Which one is correct?
a) I go to school by foot.
b) I go to school on foot.
The original question and the additional questions are easily answered quoting the authoritative Oxford dictionaries
- a) OED records on foot from XIV century:
(c1325 in G. L. Brook Harley Lyrics (1968) 62 ): Þe is bettere on fote
gon þen wycked hors to ryde.
- b) Oxford Dictionary (also) records by foot as a variant of on foot:
The first time he came was in 1945 when the main means of transport
was by foot or rickshaw.
Therefore both forms are correct
- Why is the singular noun, foot, used?
If a person goes to school by bus/train/car they are using only one
means of transport, they are travelling in one car not two. But
people use both feet for walking, so why would the following
expressions be ungrammatical?
The singular form is preferred when not the concrete part[s] of the human body is/ are considered, but the abstract meaning i.e. the organ of sense, or other:
- eye : The appropriate form is used when referring to the physical organ: one would give one's left/ right eye, to turn a blind eye, up to (one's) eyes in, to shut one's eyes , to be all eye s; but:
at first eye, in the eye of the law/ logic, beauty is in the eye of the beholder, through/ with the eye(s) of, (sight), or:
to do .. in the eye, one in the eye for (humiliating blow); to give an eye to, to catch the eye (attention) to keep an/ one's eye on (watch); to see eye to eye (agree); to give .. the eye (warning glance/ sexual interest); to have an eye to* (object/ view/ regard for); to have/ get one's eye[s] in ( judge distance/ direction);
In sing. and pl. The action or function of perception by the ears; the sense of hearing or listening (OED)
" He sow'd a slander in the common ear","Does my ear deceive me? A shrill whistle coming over the water!", "Clocks should be in beat, not only because they sound pleasant to the ear", but because they are less likely to stop", "For later ventriloquists, the dummy would become a fixture.., funnelling the audience's attention on what they saw in front of them, and knitting together the evidence of eye and ear. to come to somebody's ear, at first ear, (to play) by hear, etc.
- foot , on its own, can be used in the singular instead of feet
a. Viewed with regard to its function, as the organ of locomotion. In
rhetorical and poetical use often (in sing. or pl.) qualified by adjs.
denoting the kind of movement (as swift, slow, stealthy, etc.), or
employed as the subject of verbs of motion. (OED)
(1667 Milton Paradise Lost) "Tripping ebbe, that stole With soft foot towards the deep", "I was not aware of your presence... Your foot is so light", "Dogs..swift of foot", "Useful as is Nature, to attract the tourist's foot",(a1616 Shakespeare Coriolanus) "Unless by using means I lame the foot Of our design". With reference to walking or running: to pull foot (depart), to take one's foot in one's hand (also, to make a journey). ^Mr. Foot's horse* (one's feet),to catch.. on the wrong foot (to catch unawares), to get off on the right/ wrong foot (to start un/ successfully)

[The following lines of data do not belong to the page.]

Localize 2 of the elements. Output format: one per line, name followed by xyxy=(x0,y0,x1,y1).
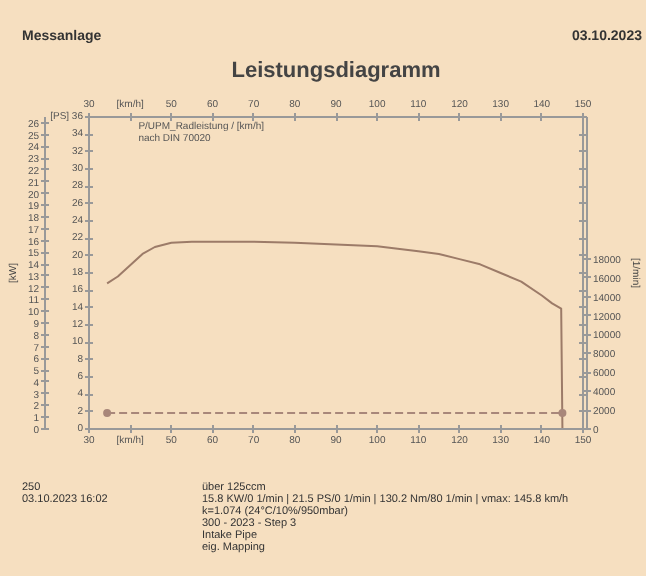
chart-title: Leistungsdiagramm xyxy=(231,59,441,83)
line-series xyxy=(106,240,564,429)
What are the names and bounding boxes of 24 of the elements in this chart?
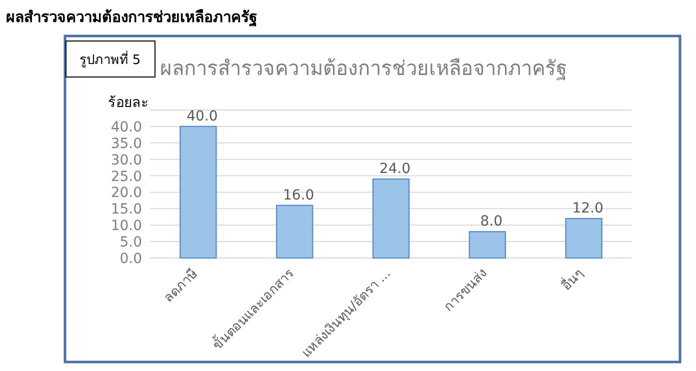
y-axis-title: ร้อยละ	[108, 95, 149, 111]
y-tick-label: 0.0	[120, 251, 142, 267]
bar	[565, 218, 602, 259]
bar	[180, 126, 217, 259]
bar	[372, 178, 410, 259]
data-label: 8.0	[480, 214, 503, 230]
text: ผลสำรวจความต้องการช่วยเหลือภาครัฐ	[6, 8, 257, 27]
y-tick-label: 35.0	[110, 136, 142, 152]
y-tick-label: 25.0	[110, 168, 142, 185]
data-label: 12.0	[572, 200, 604, 217]
y-tick-label: 30.0	[110, 152, 142, 168]
chart-title: ผลการสำรวจความต้องการช่วยเหลือจากภาครัฐ	[160, 56, 567, 80]
y-tick-label: 20.0	[110, 185, 142, 202]
data-label: 16.0	[283, 187, 314, 204]
x-tick-label: อื่นๆ	[558, 264, 587, 294]
bar	[276, 204, 314, 259]
y-tick-label: 15.0	[110, 202, 142, 218]
y-tick-label: 10.0	[110, 218, 142, 234]
y-tick-label: 5.0	[120, 234, 142, 251]
bar	[468, 231, 506, 259]
text: รูปภาพที่ 5	[79, 51, 141, 68]
data-label: 24.0	[379, 161, 411, 178]
y-tick-label: 40.0	[110, 119, 142, 136]
data-label: 40.0	[186, 108, 218, 124]
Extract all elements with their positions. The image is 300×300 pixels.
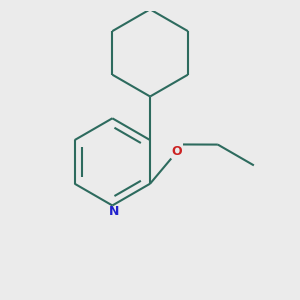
Text: O: O [172, 145, 182, 158]
Text: N: N [109, 205, 119, 218]
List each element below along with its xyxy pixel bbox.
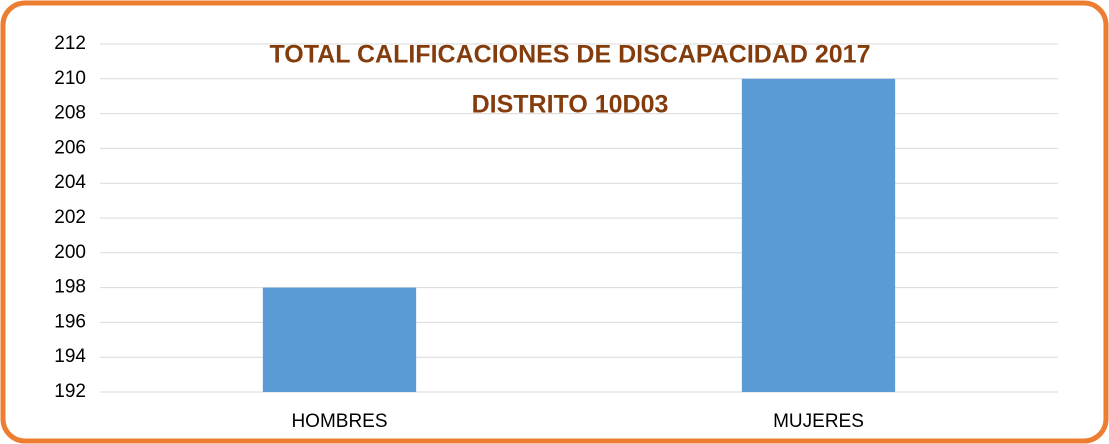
y-tick-label: 192 [54,381,86,402]
y-tick-label: 198 [54,277,86,298]
x-tick-label: HOMBRES [291,411,387,432]
y-tick-label: 210 [54,68,86,89]
chart-title: TOTAL CALIFICACIONES DE DISCAPACIDAD 201… [269,41,870,69]
bar [262,287,417,392]
x-tick-label: MUJERES [773,411,864,432]
y-tick-label: 212 [54,33,86,54]
bar [741,78,896,393]
y-tick-label: 206 [54,137,86,158]
y-tick-label: 196 [54,311,86,332]
y-tick-label: 208 [54,103,86,124]
grid [100,43,1058,393]
y-tick-label: 200 [54,242,86,263]
marks [262,78,896,393]
chart-subtitle: DISTRITO 10D03 [472,91,669,119]
y-tick-label: 202 [54,207,86,228]
y-tick-label: 204 [54,172,86,193]
y-tick-label: 194 [54,346,86,367]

- on foot refers to a way of locomotion:
to go on foot: to walk as opposed to ‘ride.’ (OED)
and, according to Oxford dictionary
to go on/ by foot: walking rather than travelling by car or using other transport.
This explains why the singular form is used
- Are there instances when the expression by foot is preferred?
- As we have seen, the phrase originated in XIV century when one could only choose between walking and riding
on foot : a. on one's own feet, walking or running, in opposition to on horseback (OED)
therefore the preposition on was chosen to express both ways; When other means of locomotion where invented the preposition by was appropriately chosen (to go..: by bike/bus/car/train etc)
Walking rather than travelling by car or using other transport. (Oxford Dictionary)
Therefore it was natural to change the preposition (*I won't go by bike but by foot") adding by foot to the long-established on foot. That explains why the latter is more popular and can be used in most contexts:
" I drove up..(fearful of being late, or I should have come on foot".
"Motorists were forced to abandon their vehicles in the road and walk the remaining distance on foot".
"In the past, hockey fans could walk on foot for miles to watch their favourite stars".
In conclusion, by foot is (to be) preferred when another modern means of transport is mentioned:
"The first time he came was in 1945 when the main means of transport was by foot or rickshaw".
I added the other two questions to make it more "complete" but could
you please say which is more the common between "by foot" and "on
foot", which is basically why I set up the bounty in the first place. Mary-Lou A.
I thought that was obvious, MaryLou, from my post and, above all, from the original Silva's answer that unmistakably showed which is more common.
by foot is over a hundred times 0.00003 % less common then the original form 0.001 % -0.0005 even though not a recent coinage. I can only add, since it looks like you have no access to OED, that it is not mentioned there at all, and, what is worse, it is not listed, not even as a variant in the updated SOED version. I also said that it is used mainly when another means of transport that requires that preposition is mentioned.